Non Surgical Treatment
The following are different treatment options. Rest and modify activity. Limit running and high-impact activity to rest the heel and lessen the pain. Choose one running or jumping sport to play at a time. Substitute low-impact cross-training activities to maintain cardiovascular fitness. This can include biking, swimming, using a stair-climber or elliptical machine, rowing, or inline skating. Reduce inflammation. Ice for at least 20 minutes after activity or when pain increases. Nonsteroidal anti-inflammatory drugs (NSAIDs) may also help. Stretch the calf. Increase calf flexibility by doing calf stretches for 30 to 45 seconds several times per day. Protect the heel. The shoe may need to be modified to provide the proper heel lift or arch support. Select a shoe with good arch support and heel lift if possible. Try heel lifts or heel cups in sports shoes, especially cleats. Try arch support in cleats if flat feet contribute to the problem.

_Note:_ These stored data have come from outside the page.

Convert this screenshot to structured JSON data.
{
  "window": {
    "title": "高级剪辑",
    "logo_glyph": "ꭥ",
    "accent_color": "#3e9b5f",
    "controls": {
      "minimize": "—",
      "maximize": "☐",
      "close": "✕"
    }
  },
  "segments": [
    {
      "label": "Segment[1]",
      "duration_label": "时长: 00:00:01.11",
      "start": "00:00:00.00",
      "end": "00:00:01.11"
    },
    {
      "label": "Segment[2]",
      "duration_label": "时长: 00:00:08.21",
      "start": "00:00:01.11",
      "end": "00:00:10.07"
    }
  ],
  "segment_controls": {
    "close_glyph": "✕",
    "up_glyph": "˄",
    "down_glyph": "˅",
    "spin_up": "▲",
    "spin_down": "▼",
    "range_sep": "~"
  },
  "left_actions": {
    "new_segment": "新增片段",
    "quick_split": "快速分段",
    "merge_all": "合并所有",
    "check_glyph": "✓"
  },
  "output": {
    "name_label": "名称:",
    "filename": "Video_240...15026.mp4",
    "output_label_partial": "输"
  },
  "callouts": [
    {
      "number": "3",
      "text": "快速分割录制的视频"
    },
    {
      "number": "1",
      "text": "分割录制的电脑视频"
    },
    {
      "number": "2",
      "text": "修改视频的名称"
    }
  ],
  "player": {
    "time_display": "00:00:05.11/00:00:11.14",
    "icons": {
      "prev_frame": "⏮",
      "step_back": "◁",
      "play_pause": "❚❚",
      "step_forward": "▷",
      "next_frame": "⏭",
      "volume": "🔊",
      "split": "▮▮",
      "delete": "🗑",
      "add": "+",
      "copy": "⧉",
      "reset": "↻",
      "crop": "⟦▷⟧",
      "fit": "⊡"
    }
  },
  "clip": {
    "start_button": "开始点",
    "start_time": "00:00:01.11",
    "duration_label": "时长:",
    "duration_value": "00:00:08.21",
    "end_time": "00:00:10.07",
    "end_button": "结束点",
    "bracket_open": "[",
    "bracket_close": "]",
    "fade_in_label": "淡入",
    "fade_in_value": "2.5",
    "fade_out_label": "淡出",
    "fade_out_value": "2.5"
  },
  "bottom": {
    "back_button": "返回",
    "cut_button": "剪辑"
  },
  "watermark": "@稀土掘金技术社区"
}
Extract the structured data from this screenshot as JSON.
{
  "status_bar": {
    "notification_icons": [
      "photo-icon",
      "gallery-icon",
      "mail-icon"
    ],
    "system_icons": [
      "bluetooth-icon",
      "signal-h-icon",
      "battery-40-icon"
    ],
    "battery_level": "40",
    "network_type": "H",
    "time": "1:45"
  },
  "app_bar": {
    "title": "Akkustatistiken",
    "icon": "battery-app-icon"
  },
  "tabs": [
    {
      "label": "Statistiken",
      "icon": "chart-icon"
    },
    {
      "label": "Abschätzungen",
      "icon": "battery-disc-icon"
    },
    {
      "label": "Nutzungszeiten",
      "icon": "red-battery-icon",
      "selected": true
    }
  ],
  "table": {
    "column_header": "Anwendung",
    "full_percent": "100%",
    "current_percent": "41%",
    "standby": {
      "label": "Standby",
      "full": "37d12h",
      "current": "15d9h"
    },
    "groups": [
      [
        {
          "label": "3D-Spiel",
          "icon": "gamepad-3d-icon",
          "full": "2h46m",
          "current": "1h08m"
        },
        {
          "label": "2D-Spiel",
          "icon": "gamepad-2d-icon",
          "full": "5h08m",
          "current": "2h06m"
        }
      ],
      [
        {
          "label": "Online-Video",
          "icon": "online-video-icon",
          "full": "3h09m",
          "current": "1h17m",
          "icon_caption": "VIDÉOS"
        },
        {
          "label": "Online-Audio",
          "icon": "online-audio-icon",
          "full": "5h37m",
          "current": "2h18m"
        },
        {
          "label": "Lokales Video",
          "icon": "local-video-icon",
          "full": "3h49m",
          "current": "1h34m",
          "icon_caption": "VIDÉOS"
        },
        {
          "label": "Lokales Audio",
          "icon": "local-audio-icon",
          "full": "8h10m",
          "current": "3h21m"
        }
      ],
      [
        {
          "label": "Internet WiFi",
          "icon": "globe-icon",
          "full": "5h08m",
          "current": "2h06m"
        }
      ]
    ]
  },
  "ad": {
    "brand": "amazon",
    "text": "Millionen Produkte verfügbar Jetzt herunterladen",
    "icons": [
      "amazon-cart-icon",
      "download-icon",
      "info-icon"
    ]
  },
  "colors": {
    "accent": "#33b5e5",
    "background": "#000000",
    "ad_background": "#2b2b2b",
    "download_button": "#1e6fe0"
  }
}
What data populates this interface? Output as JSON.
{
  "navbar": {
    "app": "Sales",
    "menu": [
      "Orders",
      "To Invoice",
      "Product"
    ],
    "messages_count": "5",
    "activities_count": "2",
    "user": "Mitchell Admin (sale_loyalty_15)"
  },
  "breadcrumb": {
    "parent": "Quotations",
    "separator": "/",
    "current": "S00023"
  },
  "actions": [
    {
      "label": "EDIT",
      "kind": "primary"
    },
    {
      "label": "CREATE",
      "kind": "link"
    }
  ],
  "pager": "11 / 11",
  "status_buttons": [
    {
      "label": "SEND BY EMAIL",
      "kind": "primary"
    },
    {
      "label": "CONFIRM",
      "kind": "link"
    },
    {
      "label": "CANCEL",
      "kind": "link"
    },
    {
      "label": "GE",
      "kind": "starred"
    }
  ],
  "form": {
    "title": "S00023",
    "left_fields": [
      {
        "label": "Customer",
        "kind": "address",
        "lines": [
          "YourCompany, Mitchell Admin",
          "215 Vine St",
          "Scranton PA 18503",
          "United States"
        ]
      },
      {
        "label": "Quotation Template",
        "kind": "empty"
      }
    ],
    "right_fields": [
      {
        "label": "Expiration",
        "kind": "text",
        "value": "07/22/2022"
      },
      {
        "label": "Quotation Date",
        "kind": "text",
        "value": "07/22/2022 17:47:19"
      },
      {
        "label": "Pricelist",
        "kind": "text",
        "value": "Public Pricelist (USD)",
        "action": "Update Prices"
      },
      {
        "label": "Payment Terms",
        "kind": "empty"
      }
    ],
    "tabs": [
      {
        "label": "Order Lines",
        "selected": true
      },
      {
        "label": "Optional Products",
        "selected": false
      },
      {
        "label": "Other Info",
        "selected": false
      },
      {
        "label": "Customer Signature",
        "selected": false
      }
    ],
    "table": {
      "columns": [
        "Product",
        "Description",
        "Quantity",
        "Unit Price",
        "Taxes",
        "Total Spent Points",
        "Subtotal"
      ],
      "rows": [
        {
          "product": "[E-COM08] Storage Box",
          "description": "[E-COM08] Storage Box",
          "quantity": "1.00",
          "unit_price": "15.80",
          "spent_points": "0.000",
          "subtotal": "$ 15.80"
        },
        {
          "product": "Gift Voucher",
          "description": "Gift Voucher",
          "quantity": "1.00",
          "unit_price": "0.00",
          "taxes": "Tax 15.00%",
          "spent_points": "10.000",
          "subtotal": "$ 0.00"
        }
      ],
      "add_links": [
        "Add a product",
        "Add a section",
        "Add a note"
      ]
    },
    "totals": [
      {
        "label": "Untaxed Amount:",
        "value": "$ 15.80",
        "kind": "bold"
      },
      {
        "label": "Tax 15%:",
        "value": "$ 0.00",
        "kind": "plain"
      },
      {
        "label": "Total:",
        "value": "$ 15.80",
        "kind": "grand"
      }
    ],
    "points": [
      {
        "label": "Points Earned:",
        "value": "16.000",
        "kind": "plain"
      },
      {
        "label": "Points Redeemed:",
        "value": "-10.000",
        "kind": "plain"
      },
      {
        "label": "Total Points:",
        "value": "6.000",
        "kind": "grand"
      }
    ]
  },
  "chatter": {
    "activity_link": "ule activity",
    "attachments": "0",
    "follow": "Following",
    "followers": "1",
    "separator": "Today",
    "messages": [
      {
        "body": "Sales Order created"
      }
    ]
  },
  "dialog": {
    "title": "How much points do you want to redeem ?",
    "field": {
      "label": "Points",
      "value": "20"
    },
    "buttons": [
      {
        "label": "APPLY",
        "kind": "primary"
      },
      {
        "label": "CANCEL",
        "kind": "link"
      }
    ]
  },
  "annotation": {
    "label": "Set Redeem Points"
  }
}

The following exercises are commonly prescribed to patients with Severs disease. You should discuss the suitability of these exercises with your physiotherapist prior to beginning them. Generally, they should be performed 1 - 3 times daily and only provided they do not cause or increase symptoms. Your physiotherapist can advise when it is appropriate to begin the initial exercises and eventually progress to the intermediate, advanced and other exercises. As a general rule, addition of exercises or progression to more advanced exercises should take place provided there is no increase in symptoms. Calf Stretch with Towel. Begin this stretch in long sitting with your leg to be stretched in front of you. Your knee and back should be straight and a towel or rigid band placed around your foot as demonstrated. Using your foot, ankle and the towel, bring your toes towards your head as far as you can go without pain and provided you feel no more than a mild to moderate stretch in the back of your calf, Achilles tendon or leg. Hold for 5 seconds and repeat 10 times at a mild to moderate stretch provided the exercise is pain free. Calf Stretch with Towel. Begin this exercise with a resistance band around your foot and your foot and ankle held up towards your head. Slowly move your foot and ankle down against the resistance band as far as possible and comfortable without pain, tightening your calf muscle. Very slowly return back to the starting position. Repeat 10 - 20 times provided the exercise is pain free. Once you can perform 20 repetitions consistently without pain, the exercise can be progressed by gradually increasing the resistance of the band provided there is no increase in symptoms. Bridging. Begin this exercise lying on your back in the position demonstrated. Slowly lift your bottom pushing through your feet, until your knees, hips and shoulders are in a straight line. Tighten your bottom muscles (gluteals) as you do this. Hold for 2 seconds then slowly lower your bottom back down. Repeat 10 times provided the exercise is pain free.